Submitting photos of Venus easier
A new Web interface makes it possible for everyone to submit their pictures of the planet.
November 5, 2007
Provided by ESA, Noordwijk, Netherlands
November 5, 2007
This is an artist's impression of Venus Express orbiting Venus. Images can be submitted by everyone to complement the observations of the Venus Express.
Photo by ESA
Whether you're an amateur or a professional astronomer, it is now easier to help Venus Express by submitting your pictures via a newly launched Web interface.
Since the Venus Amateur Observing Project (VAOP) was launched in March 2006, your images and data taken from the ground have been complementing Venus Express observations.
With your observations, anyone can provide routine imaging of Venus during each appearance and also complement spacecraft observations at certain times during the mission. The upgraded tool has been made public on October 29th. The tool works such that any data can be useful right away for scientists, without much work beforehand.
ESA's Venus Express scientists want to specially encourage amateurs to help. This is because although professionals are equipped with state-of-the-art telescopes, they only have limited observing time. These days, amateurs are also able to take excellent images.

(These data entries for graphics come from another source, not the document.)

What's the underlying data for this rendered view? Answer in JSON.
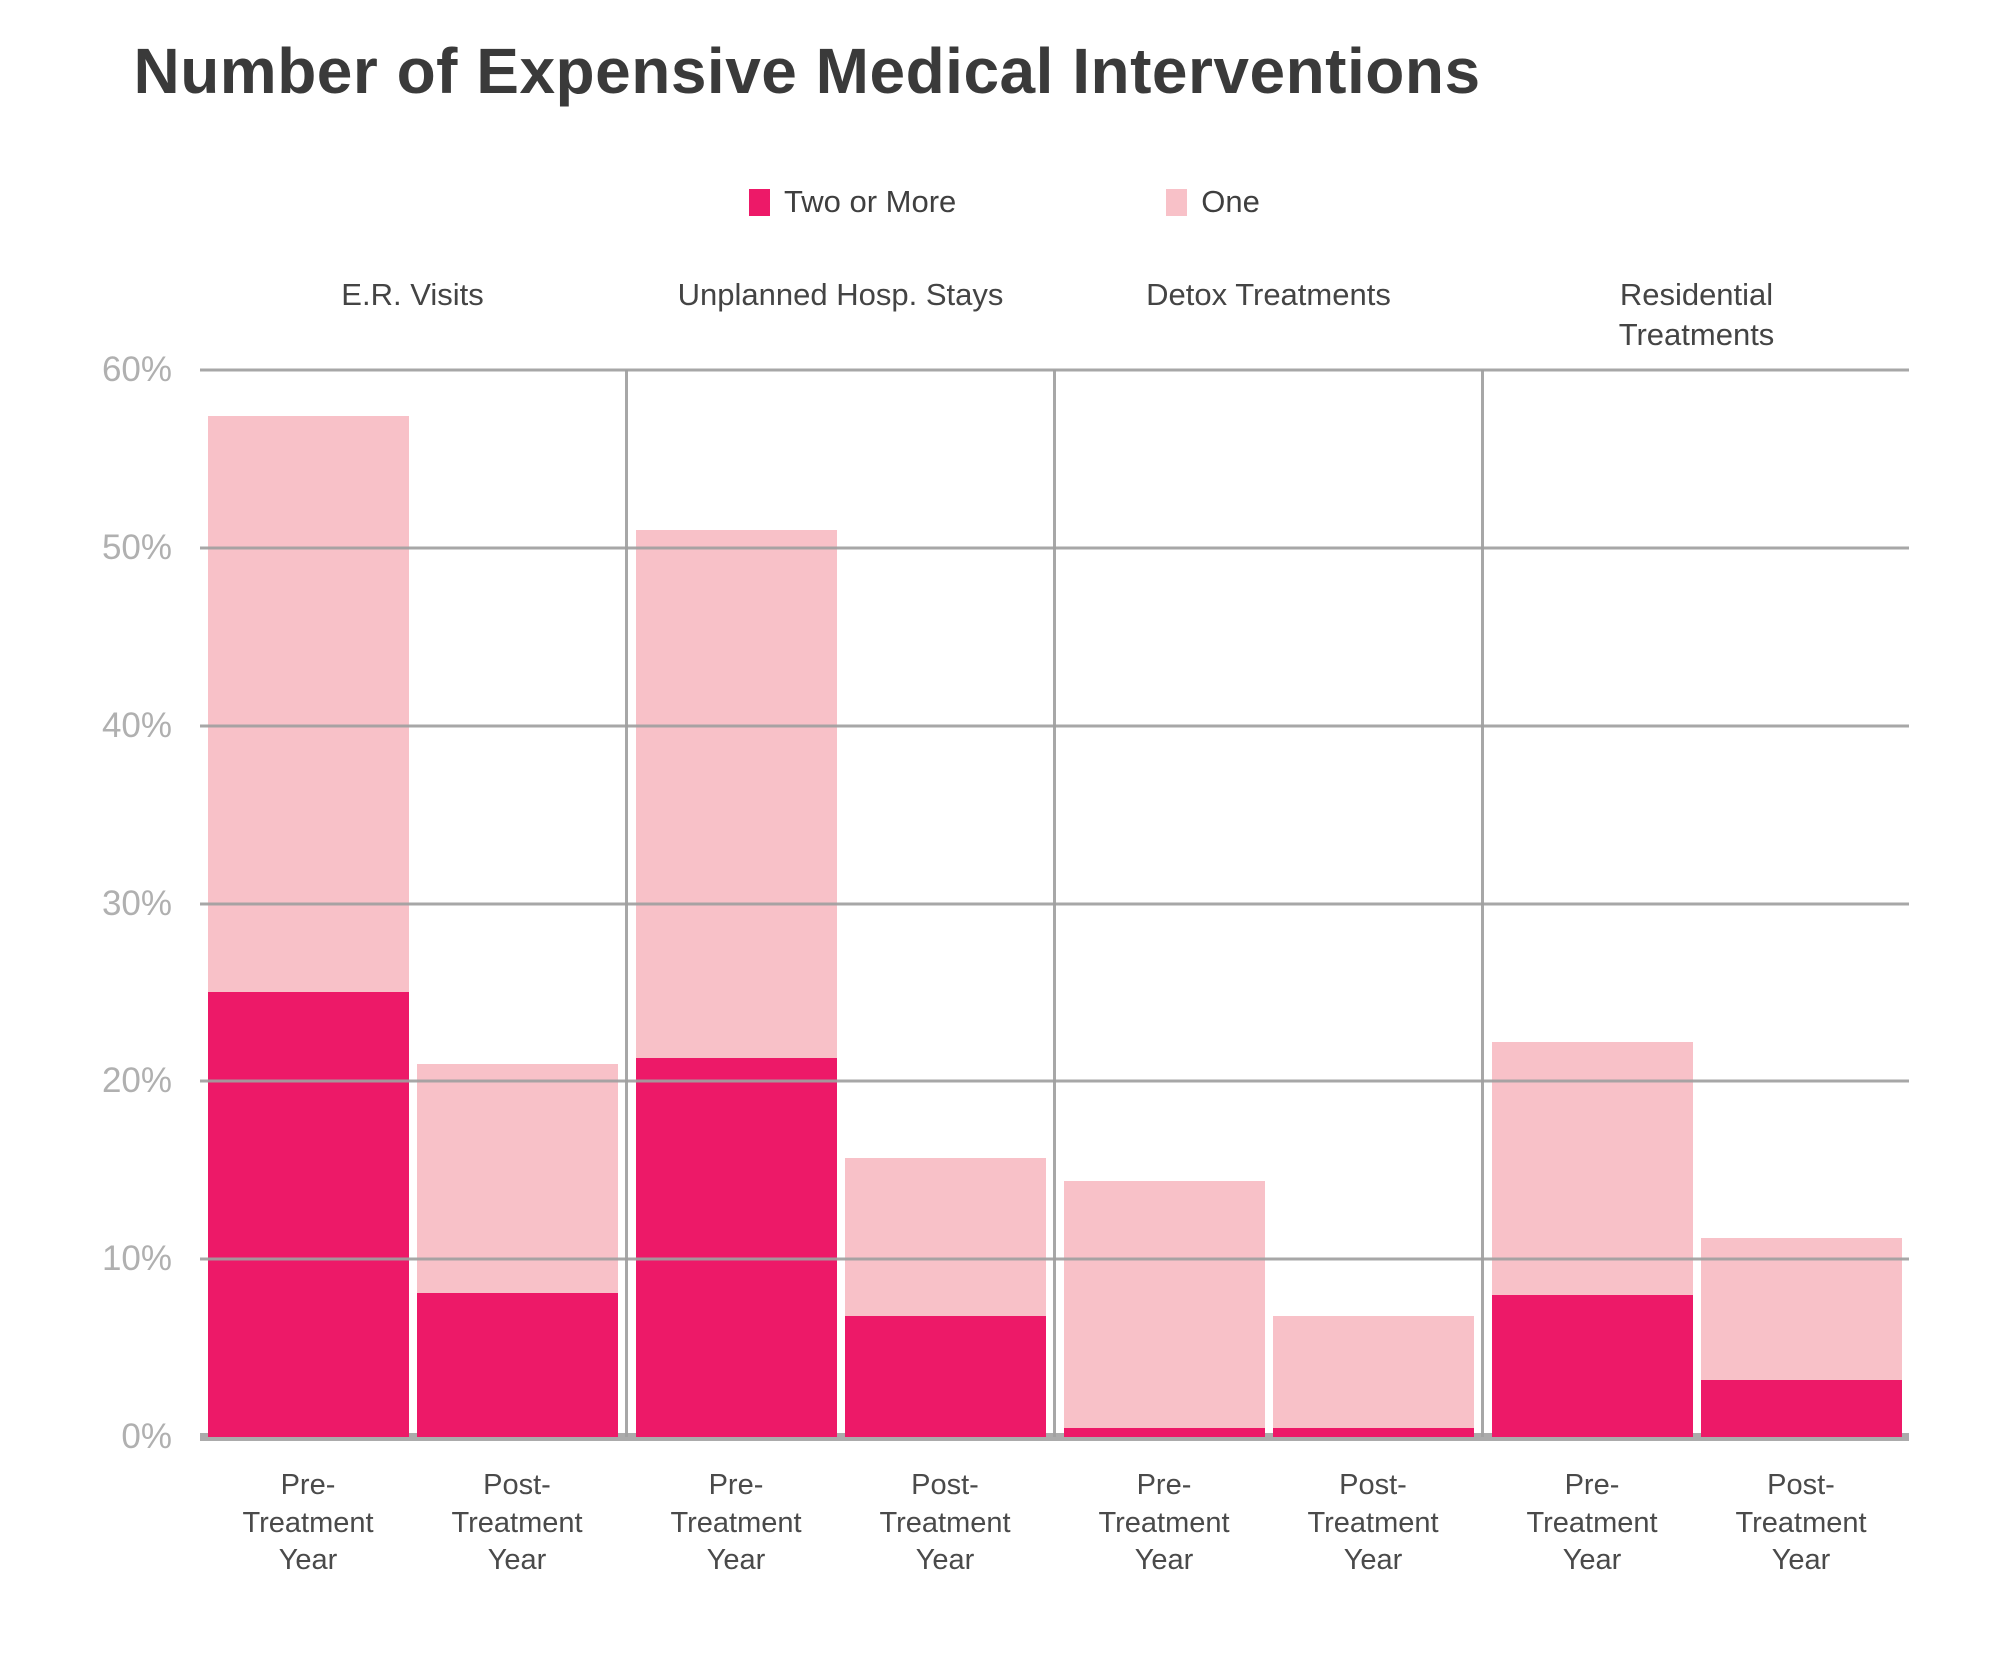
{
  "chart_data": {
    "type": "bar",
    "stacked": true,
    "title": "Number of Expensive Medical Interventions",
    "legend_position": "top",
    "grid": true,
    "ylim": [
      0,
      60
    ],
    "yticks": [
      {
        "value": 0,
        "label": "0%"
      },
      {
        "value": 10,
        "label": "10%"
      },
      {
        "value": 20,
        "label": "20%"
      },
      {
        "value": 30,
        "label": "30%"
      },
      {
        "value": 40,
        "label": "40%"
      },
      {
        "value": 50,
        "label": "50%"
      },
      {
        "value": 60,
        "label": "60%"
      }
    ],
    "series": [
      {
        "key": "two_or_more",
        "name": "Two or More",
        "color": "#ED1968"
      },
      {
        "key": "one",
        "name": "One",
        "color": "#F8C1C8"
      }
    ],
    "groups": [
      {
        "label": "E.R. Visits",
        "bars": [
          {
            "label": "Pre-Treatment Year",
            "values": {
              "two_or_more": 25.0,
              "one": 32.4
            },
            "total": 57.4
          },
          {
            "label": "Post-Treatment Year",
            "values": {
              "two_or_more": 8.1,
              "one": 12.9
            },
            "total": 21.0
          }
        ]
      },
      {
        "label": "Unplanned Hosp. Stays",
        "bars": [
          {
            "label": "Pre-Treatment Year",
            "values": {
              "two_or_more": 21.3,
              "one": 29.7
            },
            "total": 51.0
          },
          {
            "label": "Post-Treatment Year",
            "values": {
              "two_or_more": 6.8,
              "one": 8.9
            },
            "total": 15.7
          }
        ]
      },
      {
        "label": "Detox Treatments",
        "bars": [
          {
            "label": "Pre-Treatment Year",
            "values": {
              "two_or_more": 0.5,
              "one": 13.9
            },
            "total": 14.4
          },
          {
            "label": "Post-Treatment Year",
            "values": {
              "two_or_more": 0.5,
              "one": 6.3
            },
            "total": 6.8
          }
        ]
      },
      {
        "label": "Residential Treatments",
        "bars": [
          {
            "label": "Pre-Treatment Year",
            "values": {
              "two_or_more": 8.0,
              "one": 14.2
            },
            "total": 22.2
          },
          {
            "label": "Post-Treatment Year",
            "values": {
              "two_or_more": 3.2,
              "one": 8.0
            },
            "total": 11.2
          }
        ]
      }
    ]
  }
}
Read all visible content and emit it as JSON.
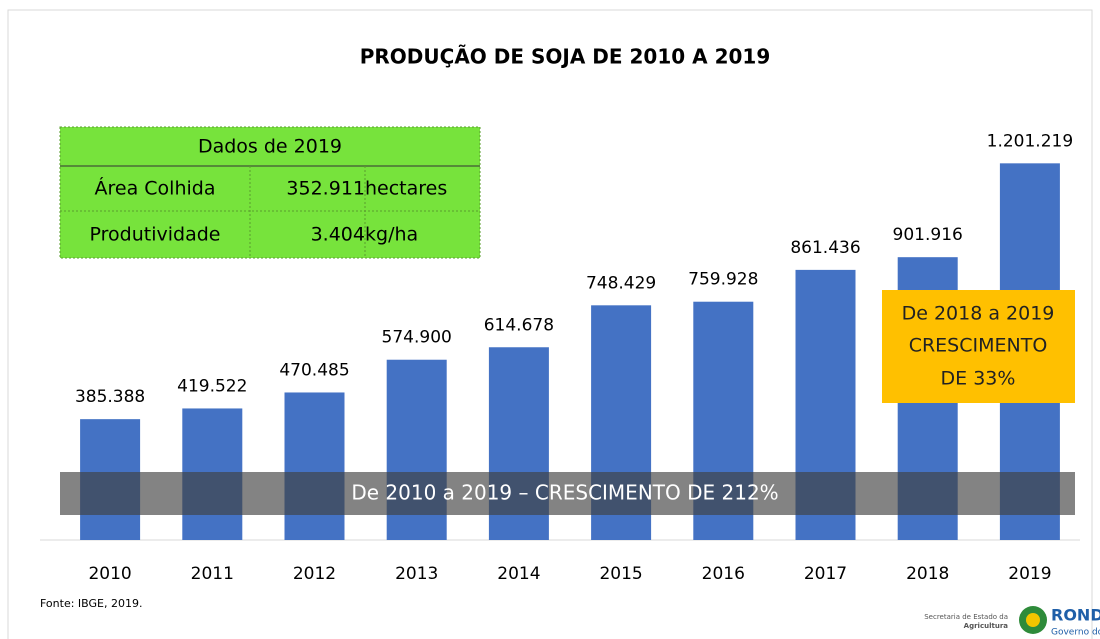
{
  "chart_data": {
    "type": "bar",
    "title": "PRODUÇÃO DE SOJA DE 2010 A 2019",
    "categories": [
      "2010",
      "2011",
      "2012",
      "2013",
      "2014",
      "2015",
      "2016",
      "2017",
      "2018",
      "2019"
    ],
    "values": [
      385388,
      419522,
      470485,
      574900,
      614678,
      748429,
      759928,
      861436,
      901916,
      1201219
    ],
    "value_labels": [
      "385.388",
      "419.522",
      "470.485",
      "574.900",
      "614.678",
      "748.429",
      "759.928",
      "861.436",
      "901.916",
      "1.201.219"
    ],
    "color": "#4472c4",
    "ylim": [
      0,
      1400000
    ],
    "grid": false,
    "annotations": {
      "band": "De 2010 a 2019 – CRESCIMENTO DE 212%",
      "box": [
        "De 2018 a 2019",
        "CRESCIMENTO",
        "DE 33%"
      ]
    },
    "info_table": {
      "header": "Dados de 2019",
      "rows": [
        [
          "Área Colhida",
          "352.911",
          "hectares"
        ],
        [
          "Produtividade",
          "3.404",
          "kg/ha"
        ]
      ]
    },
    "source": "Fonte: IBGE, 2019.",
    "logo": {
      "agency": [
        "Secretaria de Estado da",
        "Agricultura"
      ],
      "state": "RONDÔ",
      "government": "Governo do E"
    }
  }
}
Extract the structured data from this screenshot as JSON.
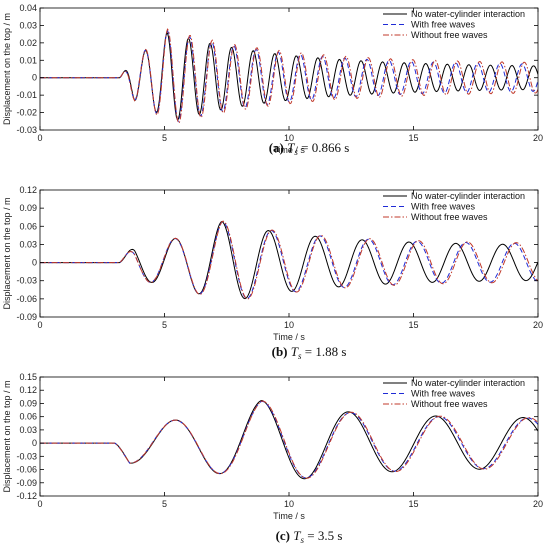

The Web interface performs some simple checks on data consistency and whatever you submit then becomes visible on the 'recent submissions' page.
This false-colour ultraviolet view is one of the first-ever images of the southern hemisphere of Venus, showing the day and night sides over the South pole. It was taken on 12 April 2006 by the Venus Monitoring Camera (VMC) onboard Venus Express.
Photo by ESA/Max Planck Institute for Solar System Research
The VAOP is aimed at obtaining high-quality images of Venus during and after Venus Express operations, which started in May 2006. A new, simpler Web-based interface, called the Venus ground-based Active Archive (VAA), is now available for you to upload your pictures. Given its design, it is very easy for both amateurs and professionals to contribute to the project.